Estiradas ao sol da memória.

 

Uma flor e um espasmo

Brotam do côncavo

Dos olhos.

 

 

Semi-Breve

 

Estava sujo o marfim

Da última vez que o vi

Um corte e as margens

Eram sangue

Onde viviam

O pré-bicho e a larva,

Um deus de olhos vazados

Suportava a obra,

Abria os flancos,

Brancos,

Aquáticos de nada.

 

Se o caminho perde

Seu próprio percurso

E a fome peca por gula

Nos ladeados ressequidos.

 

Se o relógio-náufrago

E a bússola perderam

Velas e cursos

Para a criança-minotauro

Que viria redimir o homem,

 

Se o ponto de partida

Nasce indiferente,

Astroso, mísero entorno

– cego para hora…

O termo, os ossos

Sob a lápide…

 

Quão indiferentes

Serão os que têm carne?

Quão distantes

O fôlego da prece?

Quanto de cegueira

embrutece

Por trás das cenizas

E das neves?

 

 

Clave de Sol

 

Em debandada,
as pétalas ex-brancas,
as cortinas, os lençóis
postos a quarar.
Anil e sol
expurgando a semana,
o susto, o gosto,
o fantasma exposto
pela transversal fratura
Anônima, reparto
flores de Espanha
e do Cabo
com o espectro
(ínfima fagulha),
rastros sob os meus
na velha casa da Vila.
Ainda sobrevivem
as memórias calosas
sob o sol de extinto maio.
Fervem a esperança
e o zelo em calda
dos sessenta,
as febres e raízes
dos setenta
ao som de solos
em sol.

 

Ilustrações: Ronald Ong

Rosa Maria Mano: nascida em São Paulo, onde vivi até os quarenta e um anos, com breve intervalo de cinco anos de residência na cidade do Rio de Janeiro, vivendo hoje à beira-mar, na cidade de Rio das Ostras, Rio de Janeiro.
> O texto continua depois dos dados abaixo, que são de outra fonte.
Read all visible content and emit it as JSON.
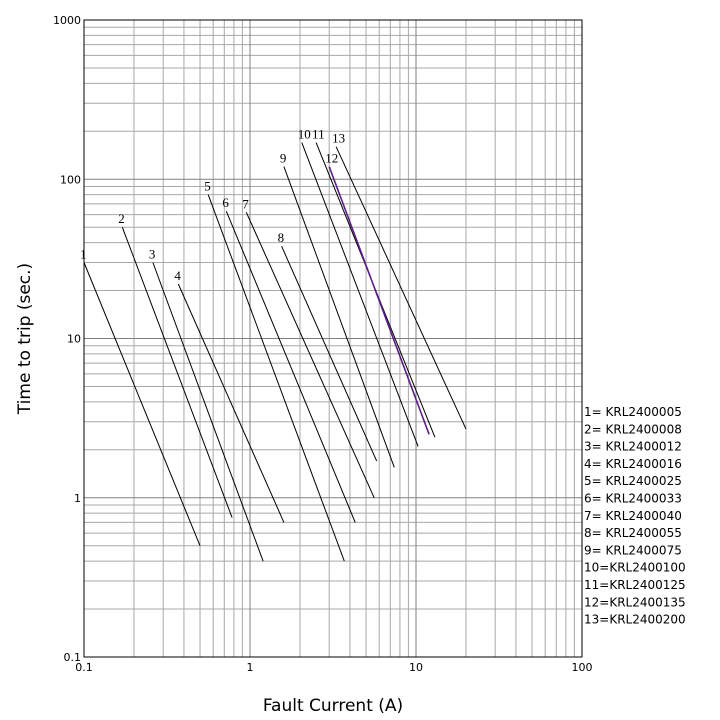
{
  "chart_data": {
    "type": "line",
    "title": "",
    "xlabel": "Fault Current (A)",
    "ylabel": "Time to trip (sec.)",
    "xscale": "log",
    "yscale": "log",
    "xlim": [
      0.1,
      100
    ],
    "ylim": [
      0.1,
      1000
    ],
    "grid": true,
    "legend_position": "right",
    "x_ticks": [
      "0.1",
      "1",
      "10",
      "100"
    ],
    "y_ticks": [
      "0.1",
      "1",
      "10",
      "100",
      "1000"
    ],
    "series": [
      {
        "label": "1",
        "legend": "1= KRL2400005",
        "color": "#000000",
        "points": [
          [
            0.1,
            30
          ],
          [
            0.5,
            0.5
          ]
        ]
      },
      {
        "label": "2",
        "legend": "2= KRL2400008",
        "color": "#000000",
        "points": [
          [
            0.17,
            50
          ],
          [
            0.78,
            0.75
          ]
        ]
      },
      {
        "label": "3",
        "legend": "3= KRL2400012",
        "color": "#000000",
        "points": [
          [
            0.26,
            30
          ],
          [
            1.2,
            0.4
          ]
        ]
      },
      {
        "label": "4",
        "legend": "4= KRL2400016",
        "color": "#000000",
        "points": [
          [
            0.37,
            22
          ],
          [
            1.6,
            0.7
          ]
        ]
      },
      {
        "label": "5",
        "legend": "5= KRL2400025",
        "color": "#000000",
        "points": [
          [
            0.56,
            80
          ],
          [
            3.7,
            0.4
          ]
        ]
      },
      {
        "label": "6",
        "legend": "6= KRL2400033",
        "color": "#000000",
        "points": [
          [
            0.72,
            63
          ],
          [
            4.3,
            0.7
          ]
        ]
      },
      {
        "label": "7",
        "legend": "7= KRL2400040",
        "color": "#000000",
        "points": [
          [
            0.95,
            62
          ],
          [
            5.6,
            1.0
          ]
        ]
      },
      {
        "label": "8",
        "legend": "8= KRL2400055",
        "color": "#000000",
        "points": [
          [
            1.55,
            38
          ],
          [
            5.8,
            1.7
          ]
        ]
      },
      {
        "label": "9",
        "legend": "9= KRL2400075",
        "color": "#000000",
        "points": [
          [
            1.6,
            120
          ],
          [
            7.4,
            1.55
          ]
        ]
      },
      {
        "label": "10",
        "legend": "10=KRL2400100",
        "color": "#000000",
        "points": [
          [
            2.05,
            170
          ],
          [
            10.3,
            2.1
          ]
        ]
      },
      {
        "label": "11",
        "legend": "11=KRL2400125",
        "color": "#000000",
        "points": [
          [
            2.5,
            170
          ],
          [
            13,
            2.4
          ]
        ]
      },
      {
        "label": "12",
        "legend": "12=KRL2400135",
        "color": "#5b1e8a",
        "points": [
          [
            3.0,
            120
          ],
          [
            12,
            2.5
          ]
        ]
      },
      {
        "label": "13",
        "legend": "13=KRL2400200",
        "color": "#000000",
        "points": [
          [
            3.3,
            160
          ],
          [
            20,
            2.7
          ]
        ]
      }
    ]
  }
}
Atividades como escritora: A primeira publicação, em São Paulo, uma coletânea de poemas sob o título Fruto Mulher, do qual participaram Mara Magaña, Maria Elizabeth Cândio, Maitê do Prado, entre outras. Em 1983, Xamã, primeiro livro de poesias, individual. Com capa de Elifas Andreato e prefácio de Antonio Houaiss. Participação na coleção Passe Livre, da Cia. Ed. Nacional, com o título Três Marias e um Cometa. Desta coleção participaram nomes como Pedro Bloch, Helena Silveira, Josué Guimarães, Fausto Wolff, Moacir Scliar, entre outros.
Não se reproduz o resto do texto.